A conformidade moral plena inclui a conformidade por parte das gerações futuras. Se esperássemos que as próximas gerações deixassem o mundo implodir, não haveria muito valor no futuro, independentemente do que fizéssemos, por isso valeria mais a pena concentrarmo-nos em nós próprios. Se, em vez disso, imaginarmos que todas as gerações a partir de agora irão trabalhar devotamente para ampliar e melhorar a existência de vida senciente, é muito mais provável que este objetivo seja alcançado – o que ironicamente aumenta a pesada obrigação de ajudar a alcançá-lo. Em vez de nos libertar das obrigações, imaginar uma plena conformidade moral aumenta o valor esperado do futuro distante e, por conseguinte, as nossas obrigações em relação a ele. 

Mundos moralmente normais

Alguns filósofos argumentam que o utilitarismo só parece exigente porque estamos num mundo invulgarmente mau. Se estivéssemos num mundo “moralmente normal”, que já tivesse uma distribuição da riqueza mais equitativa, instituições menos opressivas, e não estivesse num estado de emergência constante, maximizar o bem e minimizar o mal não seria tão difícil. 

Mais uma vez, ter de pensar no futuro distante enfraquece este argumento. Um valor excessivamente elevado para melhorar o futuro distante não implica necessariamente uma disfunção moral. Talvez o futuro possa ser bom, justo e equitativo sem as nossas intervenções, mas poderia ser ainda mais glorioso e duradouro se nos dedicássemos à sua melhoria. A exigência de nos dedicarmos à sua melhoria mantém-se. 

Ônus Passivos

Outra forma de questionar a exigência do utilitarismo é salientar que embora possa parecer que coloca ônus esmagadores sobre pessoas relativamente privilegiadas para ajudar os mais desfavorecidos, estes ônus “ativos” são menores em comparação com os ônus “passivos” sobre os menos afortunados que são deixados a sofrer na pobreza. Na prática, então, o utilitarismo deveria reduzir os ônus em geral, obrigando os ricos a aliviar os ônus dos pobres. 

Este argumento obviamente tem em mente a disparidade da riqueza global.

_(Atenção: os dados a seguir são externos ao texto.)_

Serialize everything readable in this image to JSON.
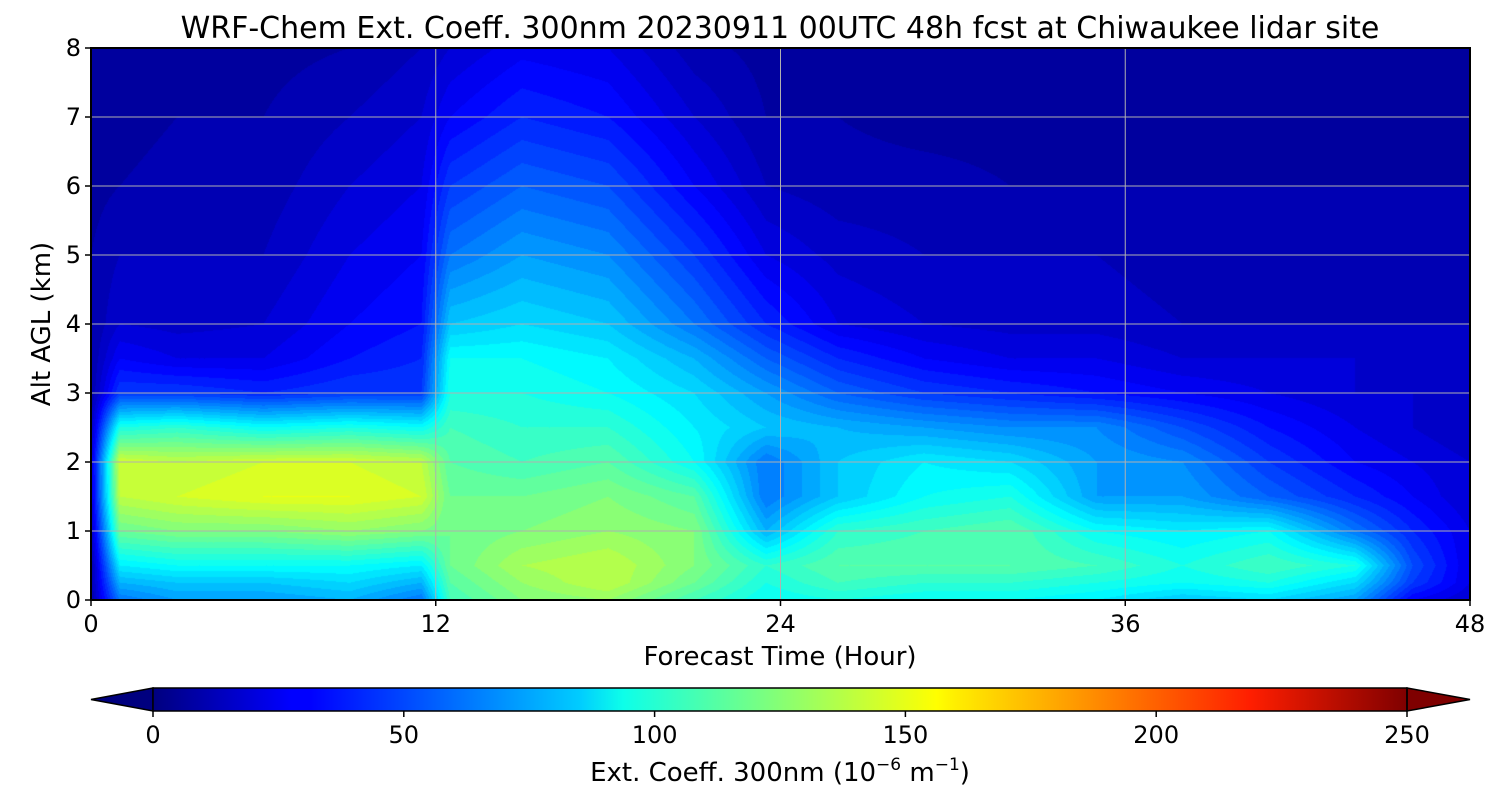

Considerar o futuro distante realça este argumento de pelo menos duas maneiras. Uma é que se espera agora que os utilitaristas ignorem o sofrimento dos seus contemporâneos mais pobres para concentrarem a sua atenção nos que ainda não existem. Uma segunda é que a melhoria do valor do futuro distante através do aumento da esperança de vida da existência senciente poderia ter também a consequência não intencional de aumentar os ônus futuros. Mesmo que o bem-estar médio aumente dramaticamente no futuro, podemos esperar que algumas vidas futuras sejam miseráveis por pura má sorte. Aumentar o número de futuros indivíduos, através da redução dos riscos existenciais, aumentaria também, por conseguinte, a quantidade absoluta de danos e de vidas globalmente más.    

Conclusão

Reexaminar a objeção de exigência ao utilitarismo à luz do vasto potencial do futuro mina alguns argumentos anteriores em defesa do utilitarismo. Por outro lado, a rejeição do utilitarismo não parece ajudar-nos. Neste momento, os filósofos acabam de começar a reconhecer alguns dos problemas que surgem quando tomamos em consideração os interesses das pessoas do futuro. Há claramente muito mais trabalho a ser feito.

Referências

Nicholas Beckstead (2013). On the Overwhelming Importance of Shaping the Far Future. PhD thesis, Rutgers University. 

Paul Christiano (2014). We can probably influence the far futureRational Altruist

Hilary Greaves & William MacAskill (2021). The case for strong longtermismGPI Working Paper (No. 5-2021). 

Andreas Mogensen (2020). Moral demands and the far futurePhilosophy and Phenomenological Research, 1–19. doi:10.1111/phpr.12729

Toby Ord (2020). The Precipice: Existential Risk and the Future of Humanity. London: Bloomsbury.

Peter Singer (1972). Famine, affluence, and moralityPhilosophy and Public Affairs, 1(3), 229–243.